Coming off the heels of Hispanic Heritage Month, I'm thinking about the particular call to action I face as a Mexican-American woman in this role.
There is a place for everyone in our efforts -- I am pleased that 39 percent of our incoming Teach For America corps identify as people of color, but ethnicity neither limits nor defines our work to ensure every child has access to an excellent education. It does, however, inform my perspective. I enter this fight thinking about childhood friends who didn't graduate. I enter this fight knowing my sons will face prejudice I can't protect them from. I enter this fight thinking about my mother, the smartest woman I've ever known, who prioritized education for my siblings and me despite having just an eighth grade formal education herself. Concepts of educational inequity are not statistics and data-sheets to me. I know the research and I know the numbers, but this work is about real people. It's about real life, real faces and real losses I've felt and seen.
It's also about real triumphs. Real victories and strengths. It's about people who defied every last stereotype the world threw at them, who got an education in spite of low expectations they faced. And in spite of the real challenges they faced growing up in economically disadvantaged conditions. This work is about people who rallied the richness of their culture and values to their advantage.
There is no single face of the Hispanic community. Quite literally, the label means "Spanish-speaking," encompassing a full 13 percent of our national population -- 17 percent if we expand the definition to those who come from Spanish-speaking countries, and projected at 31 percent by 2060. My family emigrated from Mexico, but I join those who hail from El Salvador and Uruguay this month. I join those who just moved to the States from Argentina, Spain or Belize. I join those whose roots reach back to the indigenous people of my home state of Texas. We are diverse and we are many -- with ancestry in countless communities worldwide.

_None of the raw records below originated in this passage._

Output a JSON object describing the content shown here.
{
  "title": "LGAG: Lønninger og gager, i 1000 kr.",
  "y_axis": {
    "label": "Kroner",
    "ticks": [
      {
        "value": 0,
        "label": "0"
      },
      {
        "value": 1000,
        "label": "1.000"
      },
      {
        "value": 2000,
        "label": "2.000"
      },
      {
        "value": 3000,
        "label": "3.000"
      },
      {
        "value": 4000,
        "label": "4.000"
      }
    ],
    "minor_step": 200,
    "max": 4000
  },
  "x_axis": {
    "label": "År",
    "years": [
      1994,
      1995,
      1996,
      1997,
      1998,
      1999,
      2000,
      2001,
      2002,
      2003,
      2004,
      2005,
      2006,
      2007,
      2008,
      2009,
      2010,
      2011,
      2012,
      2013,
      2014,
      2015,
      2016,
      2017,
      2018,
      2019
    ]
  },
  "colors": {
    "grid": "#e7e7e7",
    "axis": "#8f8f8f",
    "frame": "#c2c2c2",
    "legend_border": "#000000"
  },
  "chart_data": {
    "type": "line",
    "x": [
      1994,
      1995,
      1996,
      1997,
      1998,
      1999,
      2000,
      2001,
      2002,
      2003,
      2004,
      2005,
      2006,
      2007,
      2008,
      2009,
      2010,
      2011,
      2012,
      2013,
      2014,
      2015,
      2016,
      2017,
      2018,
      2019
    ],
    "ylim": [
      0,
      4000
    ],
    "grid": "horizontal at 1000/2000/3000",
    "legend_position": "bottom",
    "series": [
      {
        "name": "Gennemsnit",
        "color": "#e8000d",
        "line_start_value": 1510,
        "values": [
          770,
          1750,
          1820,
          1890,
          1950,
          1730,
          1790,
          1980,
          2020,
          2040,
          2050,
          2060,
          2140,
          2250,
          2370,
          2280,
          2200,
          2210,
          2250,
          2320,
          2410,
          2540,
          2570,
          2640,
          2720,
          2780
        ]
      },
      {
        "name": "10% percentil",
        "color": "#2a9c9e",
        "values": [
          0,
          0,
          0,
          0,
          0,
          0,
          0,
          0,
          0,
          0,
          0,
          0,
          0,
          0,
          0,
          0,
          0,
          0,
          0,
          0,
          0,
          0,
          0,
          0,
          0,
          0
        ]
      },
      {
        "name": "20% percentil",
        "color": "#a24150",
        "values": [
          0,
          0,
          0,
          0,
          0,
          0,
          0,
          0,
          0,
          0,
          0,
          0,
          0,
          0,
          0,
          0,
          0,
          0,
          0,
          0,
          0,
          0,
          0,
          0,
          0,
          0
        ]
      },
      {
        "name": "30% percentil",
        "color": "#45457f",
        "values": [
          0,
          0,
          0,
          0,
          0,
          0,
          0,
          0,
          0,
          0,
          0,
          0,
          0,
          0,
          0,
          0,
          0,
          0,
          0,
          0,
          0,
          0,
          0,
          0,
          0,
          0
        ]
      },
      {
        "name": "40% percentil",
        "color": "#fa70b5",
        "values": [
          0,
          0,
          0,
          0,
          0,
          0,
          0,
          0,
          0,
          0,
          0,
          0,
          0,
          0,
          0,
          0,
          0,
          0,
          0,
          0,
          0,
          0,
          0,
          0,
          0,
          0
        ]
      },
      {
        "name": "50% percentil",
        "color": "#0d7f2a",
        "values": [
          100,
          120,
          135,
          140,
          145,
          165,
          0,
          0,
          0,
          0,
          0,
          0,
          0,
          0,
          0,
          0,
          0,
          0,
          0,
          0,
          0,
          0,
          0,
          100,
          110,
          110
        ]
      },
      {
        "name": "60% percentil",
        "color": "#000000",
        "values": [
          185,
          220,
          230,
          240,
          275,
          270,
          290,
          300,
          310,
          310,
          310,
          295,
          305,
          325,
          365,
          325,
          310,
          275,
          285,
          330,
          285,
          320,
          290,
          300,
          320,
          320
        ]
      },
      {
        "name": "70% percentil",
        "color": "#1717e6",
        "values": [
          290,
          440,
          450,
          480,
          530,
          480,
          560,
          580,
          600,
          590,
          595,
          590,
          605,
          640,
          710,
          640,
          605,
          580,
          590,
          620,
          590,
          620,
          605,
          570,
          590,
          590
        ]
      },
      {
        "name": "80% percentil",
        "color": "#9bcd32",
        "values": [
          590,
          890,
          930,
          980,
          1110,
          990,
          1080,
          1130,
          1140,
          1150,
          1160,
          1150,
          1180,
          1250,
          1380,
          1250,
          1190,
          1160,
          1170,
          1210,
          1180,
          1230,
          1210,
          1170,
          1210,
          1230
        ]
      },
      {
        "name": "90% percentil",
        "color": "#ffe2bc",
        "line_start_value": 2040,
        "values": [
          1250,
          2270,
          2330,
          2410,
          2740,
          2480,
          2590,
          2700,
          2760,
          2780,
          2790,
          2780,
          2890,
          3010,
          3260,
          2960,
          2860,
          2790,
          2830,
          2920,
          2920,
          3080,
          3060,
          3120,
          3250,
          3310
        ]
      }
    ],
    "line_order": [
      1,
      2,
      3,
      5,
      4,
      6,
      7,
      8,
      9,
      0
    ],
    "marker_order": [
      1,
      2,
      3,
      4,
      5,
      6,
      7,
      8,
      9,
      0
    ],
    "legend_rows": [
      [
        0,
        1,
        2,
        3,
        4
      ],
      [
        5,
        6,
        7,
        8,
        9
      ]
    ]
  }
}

Within this diversity, though, many Spanish-speakers share a variation of the phrase "my little son" or "my little daughter" -- mijito and mijita, respectively. My mentor teacher, Ms. Figueroa, called every last one of her students by these names -- they weren't related to her by blood, but they were her family nevertheless. I taught my first-graders by her example. Ms. Figueroa's class was excellent for her children -- she had to be. I did my best to follow her lead.
Now that I'm a mother, I think back to the way Ms. Figueroa referred to her class. She held her students to such high standards because they were her own, and they deserved nothing less. The measure of whether or not a school is good enough, perhaps, is whether or not it's good enough for our very own children. When I see a school, I wonder about my three boys -- would Malcolm be loved here? Would Marshall's race and ethnicity be celebrated here? Would Langston be held to the highest of expectations every day? I wonder if it's a place where each of my sons can thrive and meet their full potential.
What parent doesn't have these questions? What grandparent doesn't want their mijito or mijita at a school that's safe, and challenging, and kind?
Every child deserves access to an education that will lead to empowerment, access and true freedom in our nation. This is the reality we must work for -- because today, too many Latino children walk through metal detectors at the door and face fights in the hallway. Too many Hispanic high school students drop out because their classwork doesn't meet their needs. Too few make it to college because they didn't have the guidance they needed to apply, or the skills, mentorship and supports to graduate if they do indeed arrive. That's unjust for a country that strives to be a land of opportunity for all.
So today, that's my call to action. That's what drives me. We must see our national family like Ms. Figueroa saw her class -- every child deserves what we'd want for our very own.